“Eh, dah tahun baru, wah,
naik gaji dong?”
“Tahun baru, siapa yang naik jabatan ya?”
Itulah beberapa kalimat pertanyaan yang sering aku dengar menjadi buah bibir di awal tahun. Ya, awal tahun kerap dijadikan momentum untuk perubahan baik di instansi negeri maupun
swasta. Sebuah langkah untuk menata organisasi
dan memberikan penyesuaian insentif bagi para pegawainya. Awal tahunpun
disambut dengan suka cita oleh sebagian besar orang, berharap ada implikasi
positif dalam jenjang karir dan kenaikan penghasilan.
Di lain sisi, hal yang paling mendasar untuk kita tanamnkan adalah kelapangan
hati dan pikiran untuk menerimanya
dengan syukur. Bisa jadi tidak ada perubahan
signifikan yang diharapkan di tahun baru, tetapi kita harus meyakini bahwa yang saat
ini kita terima adalah yang terbaik dari Nya.
Apabila kita tidak menyiapkan diri, yang terjadi justru
sebaliknya, sebuah kecemburuan, iri, dengki, dan berbagai prasangka buruk terhadap orang di sekitarnya.
Memposisiskan si Bos sebagai orang yang
tidak adil, tidak paham kondisi yang dialaminya akan kebutuhan hidup yang
semakin memuncak, serta berbagai prasangka lain seperti sikap Bos yang pilih kasih dalam menaikan jabatan rekan kerjanya.

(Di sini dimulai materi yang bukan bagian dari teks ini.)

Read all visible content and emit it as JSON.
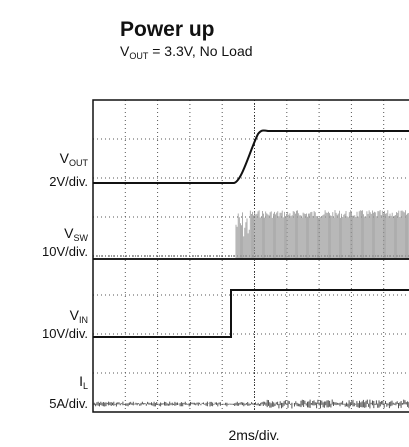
{
  "header": {
    "title": "Power up",
    "subtitle": {
      "symbol": "V",
      "subscript": "OUT",
      "rest": " = 3.3V, No Load"
    }
  },
  "channels": [
    {
      "symbol": "V",
      "subscript": "OUT",
      "scale": "2V/div."
    },
    {
      "symbol": "V",
      "subscript": "SW",
      "scale": "10V/div."
    },
    {
      "symbol": "V",
      "subscript": "IN",
      "scale": "10V/div."
    },
    {
      "symbol": "I",
      "subscript": "L",
      "scale": "5A/div."
    }
  ],
  "timebase": "2ms/div."
}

Atau bisa jadi cemburu buta dengan teman kerjanya yang mendapatkan kenaikan
gaji karena prestasi yang ia raih, akhirnya muncul hubungan personal yang tidak
baik antara satu orang dengan
lainnya. Hal ini kemudian memunculkan perilaku
kerja yang tidak produktif dalam
satu tahun karena merasa
apa yang ia terima tidak sesuai harapan.
Kembali, mari kita coba melihat kehidupan di sekitar kita,
terlebih bagi orang-orang yang secara perekonomian masih di bawah kita. Kita
akan melihat betap beruntungnya
kita, masih mampu memberikan makanan yang sehat, tempat tinggal
yang layak dan berbagai fasilitas lain bagi anggota keluarga kita. Coba lihat,
diluar sana masih banyak orang yang hidup tanpa tempat tinggal, mengais makan
dari tong-tong sampah, dan menggantungkan diri
dari belas kasih orang lain.
Kembali, mari kita perbanyak
bersyukur, karena sejatinya rezeki bukan hanya dalam bentuk materi,
jabatan dan kemewahan yang kita punya. Keluarga yang bahagaia, damai,
rukun, tidak penuh konflik adalah satu
dari rezeki yang sangat besar. Bayangkan saja, bagaimana rasanya ketika kita
bergelimang harta, tetapi ketika pulang
ke rumah, keluarga berantakan,
bertengkar tiada henti, anak tidak bisa
kita arahkan, dan sederetan konflik yang membuat semua uang kita tiada artinya.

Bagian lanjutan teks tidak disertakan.